Don't buy the hype; buy stability. There are a lot of possibilities for savvy investors right now. Best guidance would be to purchase gold and purchase silver and hold on for the long haul and any ups and downs in prices in the short-term prices. Read...
Stoughton, WI -- (SBWIRE) -- 01/28/2013 -- Worried about how to invest in 2013 amidst fiscal cliff fears? Do not be. Here's all that is necessary to comprehend to thrive in the year to come. Morgan Stanley is confident on gold and silver and watchful about base metals, not including copper.

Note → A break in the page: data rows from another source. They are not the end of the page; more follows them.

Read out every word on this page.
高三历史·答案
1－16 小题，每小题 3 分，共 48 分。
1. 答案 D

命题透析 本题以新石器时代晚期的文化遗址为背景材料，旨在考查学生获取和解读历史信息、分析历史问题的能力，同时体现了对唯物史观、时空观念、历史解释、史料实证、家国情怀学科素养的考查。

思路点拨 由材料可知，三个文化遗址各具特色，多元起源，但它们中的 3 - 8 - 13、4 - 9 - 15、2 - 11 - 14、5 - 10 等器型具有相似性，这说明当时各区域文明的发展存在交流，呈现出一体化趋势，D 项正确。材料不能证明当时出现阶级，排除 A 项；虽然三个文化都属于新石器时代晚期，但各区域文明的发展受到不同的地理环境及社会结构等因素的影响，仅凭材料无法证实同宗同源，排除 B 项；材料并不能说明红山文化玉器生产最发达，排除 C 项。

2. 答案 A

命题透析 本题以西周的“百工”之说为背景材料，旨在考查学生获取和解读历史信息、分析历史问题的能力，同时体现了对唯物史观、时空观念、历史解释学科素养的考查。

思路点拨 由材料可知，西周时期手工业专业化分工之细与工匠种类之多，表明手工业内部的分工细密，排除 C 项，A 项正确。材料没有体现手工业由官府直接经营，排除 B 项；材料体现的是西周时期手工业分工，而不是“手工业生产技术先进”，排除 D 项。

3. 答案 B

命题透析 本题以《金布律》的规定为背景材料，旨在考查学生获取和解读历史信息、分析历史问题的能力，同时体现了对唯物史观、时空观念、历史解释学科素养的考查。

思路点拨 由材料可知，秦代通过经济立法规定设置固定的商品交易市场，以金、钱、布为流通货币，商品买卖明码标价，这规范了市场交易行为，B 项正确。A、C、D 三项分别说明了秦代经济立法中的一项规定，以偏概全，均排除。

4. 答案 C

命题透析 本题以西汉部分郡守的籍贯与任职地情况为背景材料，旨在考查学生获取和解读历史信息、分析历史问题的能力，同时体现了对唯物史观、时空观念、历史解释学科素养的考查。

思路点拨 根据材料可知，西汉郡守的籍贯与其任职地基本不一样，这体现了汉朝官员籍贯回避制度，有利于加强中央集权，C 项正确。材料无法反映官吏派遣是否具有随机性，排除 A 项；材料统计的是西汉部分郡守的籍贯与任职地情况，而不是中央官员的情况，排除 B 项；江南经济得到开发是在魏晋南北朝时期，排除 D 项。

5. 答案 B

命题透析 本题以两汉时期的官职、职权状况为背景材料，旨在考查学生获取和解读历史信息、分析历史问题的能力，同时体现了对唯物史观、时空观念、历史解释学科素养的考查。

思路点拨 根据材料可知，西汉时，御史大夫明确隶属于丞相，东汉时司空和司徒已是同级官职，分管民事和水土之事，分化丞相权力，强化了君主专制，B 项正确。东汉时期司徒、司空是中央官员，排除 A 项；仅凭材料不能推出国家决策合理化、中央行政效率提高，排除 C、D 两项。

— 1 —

Together with advising investors to hold onto their precious metals, the firm also lists corn as well as soybeans as favored commodities in 2013 amidst rampant food rising cost of living; lingering side effects of QE3.
They stated they favor commodities below “supply constraints” and these that possess “structural stories.” Because of this, they believe gold will average about $1,853 per ounce next year and silver will average out at about $35. Platinum is expected to fall soon behind gold's price at $1,715.
However, Morgan Stanley is urging investors to be more selective when making investment options going forward into the New Year. Do not purchase the hype; purchase stability. You will find a lot of possibilities for savvy investors right now, but you'll find a lot of risky ones too. Gold and silver seem to be safe bets across the board, and we're staying long on these two till the supply crunch subsides.
From Kitco Silver “We have a more optimistic outlook for platinum group metals, as supply issues in South Africa have assisted get rid of surpluses in all significant PGM markets,” analysts stated in their report. “We anticipate deficit markets to carry on in 2013, with upside benefits for prices. Industrial demand continues to be firm, and supply is constrained by South African labor problems, decreased sales from Russian stocks and lower recycling rates.”
For the time being, Morgan Stanley analysts described themselves as “relatively cautious” on base metals due to a “guarded view” of first-half international monetary development and also the complex’s potent correlation to international macroeconomic trends.
“The downside dangers to pricing are only amplified by a structural oversupply evident in most base metals markets, utilizing the essential exception of copper and maybe lead,” Morgan Stanley stated. “Upside for next year may be discovered in the second half of 2013 as our international economists are forecasting a pick-up in industrial activity.”
On the other hand, Morgan Stanley desires to remind investors that the aluminum marketplace is presently “oversupplied and over-produced,” in its opinion. Nonetheless, China will continue to stock up on gold, silver as well as copper, increasingly so in 2013. So it seems that you will find no worries on these 3 fronts. Best guidance is to purchase gold and purchase silver and hold on for the long haul and any ups and downs in prices in the short-term prices.